Neste artigo, abordaremos os riscos de processos não desenhados e mal ou não auditados. Os erros, equívocos e desvios são recorrentes em organizações que não aprendem com as mazelas de sua história. Não há fórmula mágica para solucionar problemas de desvio de conduta que não seja a eterna observância inteligente dos processos, resultados e desempenhos. Portanto, sistemas de detecção de sintomas assimétricos devem acionar formas de verificação. Porém, a melhor forma de evitar desvios será contratar talentos que sejam honestos, comprometidos e competentes para todas as funções da organização. Nada fácil, não é?

Vejam como as coisas acontecem, são exemplos reais de desvios na recepção, armazenamento e verificação de estoques.

1. A recepção de matéria-prima de uma empresa envolvia a pesagem de caminhões em balança não eletrônica (não havia balança eletrônica na época). Um dos fornecedores da matéria-prima descobriu que o balanceiro trabalhava sozinho na cabine de balança, e pior, percebeu que sua conduta era negligente (permitia que o motorista e os ajudantes entrassem na cabine). Essa vulnerabilidade permitiu que esse fornecedor aplicasse o “golpe do imã”. Enquanto o balanceiro ajustava a régua da balança para confirmar o peso e imprimir o bilhete de pesagem, um dos ajudantes “aplicava” um “pacote” na cabeça da régua, que continha em sua parte superior, um poderoso imã e na inferior, plaquetas de chumbo. Essa “operação” permitia ao fornecedor, transformar sete em oito toneladas do material que entregava. Esse roubo foi descoberto através de uma denúncia formal. O tio desse fornecedor era seu concorrente. Sabendo da trama e querendo afastá-lo da empresa, o denunciou.

A empresa conseguiu medir o prejuízo causado e, por meio de uma operação policial competente, aprisionou o larápio. Para fugir do processo, quitou o prejuízo presumível da empresa. Essa ocorrência comemorou 30 anos, porém fica o registro de que em todo o processo que envolva recepção de matéria-prima deve estar descrito a forma de recepcionar, pesar e descarregar a carga.

2. A matéria-prima da empresa poderia ser abrigada em um pátio ao ar livre, apesar das intempéries não prejudicavam qualidade do processo de fabricação. Esse fato parecia isento de falhas e economizava o prédio para o seu armazenamento. Ledo engano. Como o pátio se limitava com a rua, um dos funcionários conseguia desviar alguns quilos de matéria prima diariamente durante o terceiro turno (22h00 às 05h00). Os dez quilos diários rendiam 200 quilos/mês ou 2.400/ano. Esse desvio foi descoberto por acaso, quando outro funcionário viu o primo do ladrão carregando o produto do furto num carrinho de pedreiro. Denunciado, foi preso em flagrante. Porém, a empresa nunca descobriu a quantia que lhe foi roubada. Ficou a lição de que cerca não é muro, e o estoque deve ser abrigado em lugar visível, protegido e controlado.

3. Uma cadeia de pequenas lojas não seguiu o princípio da segregação das funções, a gerente mantinha-se distante das verificações de estoque e pagamentos, e a auditoria interna era terceirizada e nunca auditou os 20 maiores fornecedores. O caso é o seguinte: determinada funcionária recolhia mensalmente as informações das vendas em consignação, calculava o montante a pagar de cada fornecedor e enviava as informações ao financeiro para efetuar o pagamento. Acontece que dos 20 maiores fornecedores, cinco deles eram falsos. A referida funcionária conseguira burlar o sistema de controle, introduzindo nomes, dados e estoques falsos. Como conseguiu? Mantendo relações íntimas com o funcionário da empresa de software.
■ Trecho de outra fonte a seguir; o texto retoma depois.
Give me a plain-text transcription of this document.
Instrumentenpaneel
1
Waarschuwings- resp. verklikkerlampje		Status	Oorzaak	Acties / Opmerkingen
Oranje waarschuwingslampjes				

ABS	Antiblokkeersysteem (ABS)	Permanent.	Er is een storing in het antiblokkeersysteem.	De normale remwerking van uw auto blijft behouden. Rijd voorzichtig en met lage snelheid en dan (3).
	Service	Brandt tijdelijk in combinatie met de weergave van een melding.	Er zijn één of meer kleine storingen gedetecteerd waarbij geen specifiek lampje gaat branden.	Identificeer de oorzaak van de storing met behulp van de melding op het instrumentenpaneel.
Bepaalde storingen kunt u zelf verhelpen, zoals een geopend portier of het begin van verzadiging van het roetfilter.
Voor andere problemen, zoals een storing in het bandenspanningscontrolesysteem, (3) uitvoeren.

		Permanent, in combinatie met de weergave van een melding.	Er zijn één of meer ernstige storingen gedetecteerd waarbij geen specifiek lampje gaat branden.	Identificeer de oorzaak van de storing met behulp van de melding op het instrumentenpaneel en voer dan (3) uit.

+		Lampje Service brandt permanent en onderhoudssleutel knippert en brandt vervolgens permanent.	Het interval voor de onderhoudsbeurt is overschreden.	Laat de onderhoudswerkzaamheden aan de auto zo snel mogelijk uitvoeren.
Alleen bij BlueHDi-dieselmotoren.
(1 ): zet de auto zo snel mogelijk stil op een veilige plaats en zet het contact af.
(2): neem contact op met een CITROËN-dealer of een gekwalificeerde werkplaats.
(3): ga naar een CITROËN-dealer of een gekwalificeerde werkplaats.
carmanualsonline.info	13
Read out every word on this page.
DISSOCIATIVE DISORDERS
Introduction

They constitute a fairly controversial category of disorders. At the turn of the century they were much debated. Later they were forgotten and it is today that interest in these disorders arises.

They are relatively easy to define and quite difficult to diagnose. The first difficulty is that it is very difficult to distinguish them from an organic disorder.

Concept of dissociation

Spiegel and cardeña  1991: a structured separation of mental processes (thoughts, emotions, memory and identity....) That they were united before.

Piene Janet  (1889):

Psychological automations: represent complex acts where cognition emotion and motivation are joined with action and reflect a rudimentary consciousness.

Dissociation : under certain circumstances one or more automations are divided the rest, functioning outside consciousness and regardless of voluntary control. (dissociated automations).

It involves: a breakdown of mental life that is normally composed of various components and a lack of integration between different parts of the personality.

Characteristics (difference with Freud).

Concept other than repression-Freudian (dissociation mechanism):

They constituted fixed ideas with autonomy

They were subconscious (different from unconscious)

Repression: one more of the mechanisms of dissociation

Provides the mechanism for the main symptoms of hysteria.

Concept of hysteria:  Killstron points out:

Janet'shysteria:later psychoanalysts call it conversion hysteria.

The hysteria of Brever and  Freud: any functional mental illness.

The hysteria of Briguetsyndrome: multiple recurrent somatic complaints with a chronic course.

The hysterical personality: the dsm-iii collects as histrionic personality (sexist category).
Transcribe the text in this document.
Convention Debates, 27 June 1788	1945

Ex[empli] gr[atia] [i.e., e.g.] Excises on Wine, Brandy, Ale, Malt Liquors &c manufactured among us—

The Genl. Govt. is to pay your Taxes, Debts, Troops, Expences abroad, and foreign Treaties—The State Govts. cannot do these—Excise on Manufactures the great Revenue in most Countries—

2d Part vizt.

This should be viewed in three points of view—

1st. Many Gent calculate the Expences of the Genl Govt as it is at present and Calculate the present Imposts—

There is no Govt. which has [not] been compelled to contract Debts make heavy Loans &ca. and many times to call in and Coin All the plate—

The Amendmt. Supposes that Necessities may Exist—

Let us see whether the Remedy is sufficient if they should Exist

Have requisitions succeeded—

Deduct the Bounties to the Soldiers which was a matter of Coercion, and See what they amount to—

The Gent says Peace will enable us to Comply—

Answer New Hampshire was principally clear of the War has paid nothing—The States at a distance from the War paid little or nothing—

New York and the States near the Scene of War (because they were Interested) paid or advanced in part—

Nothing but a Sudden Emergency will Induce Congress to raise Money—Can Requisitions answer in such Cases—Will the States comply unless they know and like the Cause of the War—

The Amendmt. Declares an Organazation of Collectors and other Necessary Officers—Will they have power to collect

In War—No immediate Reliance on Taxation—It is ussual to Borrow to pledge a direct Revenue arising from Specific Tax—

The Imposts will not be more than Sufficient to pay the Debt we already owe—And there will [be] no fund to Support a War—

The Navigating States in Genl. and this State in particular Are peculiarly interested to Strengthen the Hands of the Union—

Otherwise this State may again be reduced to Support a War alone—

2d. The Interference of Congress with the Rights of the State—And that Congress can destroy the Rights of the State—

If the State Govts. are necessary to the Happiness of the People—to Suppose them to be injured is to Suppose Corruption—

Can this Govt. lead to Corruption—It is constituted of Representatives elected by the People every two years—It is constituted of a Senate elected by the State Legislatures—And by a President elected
A contrapartida da intimidade foi o destravamento do sistema de checagem dos saldos, estoques e vendas. A fraude só foi descoberta porque a ambiciosa funcionária licenciou-se por motivo de saúde, porém antes que se ausentasse, efetuou a última operação, acreditando que sua substituta não fosse descobrir a trama. O prejuízo da rede de lojas foi de R$ 400 mil durante três anos de desvios e nunca foi recuperado. A ex-funcionária foi demitida por justa causa, julgada e condenada. A empresa de auditoria foi processada, mas conseguiu se eximir da evidente incompetência. Qual o fim das empresas? Por diversos motivos, as duas primeiras empresas não existem mais, uma faliu e a outra fechou. A rede de quatro lojas transformou-se em um único ponto de venda.

Fica a lição de que não há organização sadia sem um mapa de risco, equipe comprometida e sistemas a serem auditados com competência.